Elecciones en Hungría: una victoria contundente
Con el 96% de los votos escrutados, el partido Tisza obtuvo 138 escaños frente a los 54 de Fidesz, el espacio de Orbán. Este resultado le otorga a Magyar más de dos tercios del Parlamento, lo que le permitirá gobernar sin necesidad de alianzas.

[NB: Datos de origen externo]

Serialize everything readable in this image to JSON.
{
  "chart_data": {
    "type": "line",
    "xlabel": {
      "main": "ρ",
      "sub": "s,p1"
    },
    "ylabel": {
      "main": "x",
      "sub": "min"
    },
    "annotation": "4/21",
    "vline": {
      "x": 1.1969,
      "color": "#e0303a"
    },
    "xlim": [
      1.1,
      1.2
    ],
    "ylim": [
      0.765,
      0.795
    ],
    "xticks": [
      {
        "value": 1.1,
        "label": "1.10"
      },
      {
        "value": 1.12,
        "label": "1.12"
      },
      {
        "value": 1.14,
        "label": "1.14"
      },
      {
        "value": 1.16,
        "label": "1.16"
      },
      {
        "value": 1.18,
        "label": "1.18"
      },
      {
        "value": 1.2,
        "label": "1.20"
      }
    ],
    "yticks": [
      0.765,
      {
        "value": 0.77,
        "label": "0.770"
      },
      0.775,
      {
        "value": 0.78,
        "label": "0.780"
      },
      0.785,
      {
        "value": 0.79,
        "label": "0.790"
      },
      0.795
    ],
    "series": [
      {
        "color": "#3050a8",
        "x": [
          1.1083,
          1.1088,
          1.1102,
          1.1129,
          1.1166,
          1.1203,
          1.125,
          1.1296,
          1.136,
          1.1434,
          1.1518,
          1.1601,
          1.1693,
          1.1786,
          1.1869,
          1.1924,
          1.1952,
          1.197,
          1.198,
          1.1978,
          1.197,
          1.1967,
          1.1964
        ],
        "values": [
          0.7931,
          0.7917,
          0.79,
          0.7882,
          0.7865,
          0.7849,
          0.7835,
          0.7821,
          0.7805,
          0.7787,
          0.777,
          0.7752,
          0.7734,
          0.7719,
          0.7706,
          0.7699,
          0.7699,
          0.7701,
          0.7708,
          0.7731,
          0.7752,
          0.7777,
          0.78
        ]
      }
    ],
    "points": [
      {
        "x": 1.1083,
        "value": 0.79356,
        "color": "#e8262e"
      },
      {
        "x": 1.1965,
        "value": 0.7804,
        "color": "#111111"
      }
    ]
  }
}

La alta participación fue uno de los factores clave. Cerca del 77,8% del padrón acudió a las urnas, en la mayor movilización electoral desde la caída del comunismo, lo que anticipaba un cambio de ciclo político.
Tras conocerse los resultados, Orbán reconoció la derrota y admitió que la ciudadanía no le otorgó la responsabilidad de continuar gobernando, cerrando así una etapa marcada por su modelo de “democracia iliberal”.
El ascenso de Magyar también tiene un fuerte trasfondo político. Exintegrante del oficialismo, se convirtió en opositor tras un escándalo que salpicó al gobierno, y desde entonces construyó su liderazgo denunciando corrupción y promoviendo reformas institucionales.
El impacto del resultado trasciende las fronteras de Hungría. La Unión Europea observa con atención el cambio de liderazgo, ya que Orbán era considerado uno de los principales aliados de Rusia en el bloque y había bloqueado iniciativas clave desde Bruselas.
De cara al futuro, Magyar anticipó un giro en la política exterior. Prometió acercar nuevamente a Hungría a la Unión Europea y la OTAN, además de impulsar reformas para destrabar fondos retenidos por el bloque comunitario.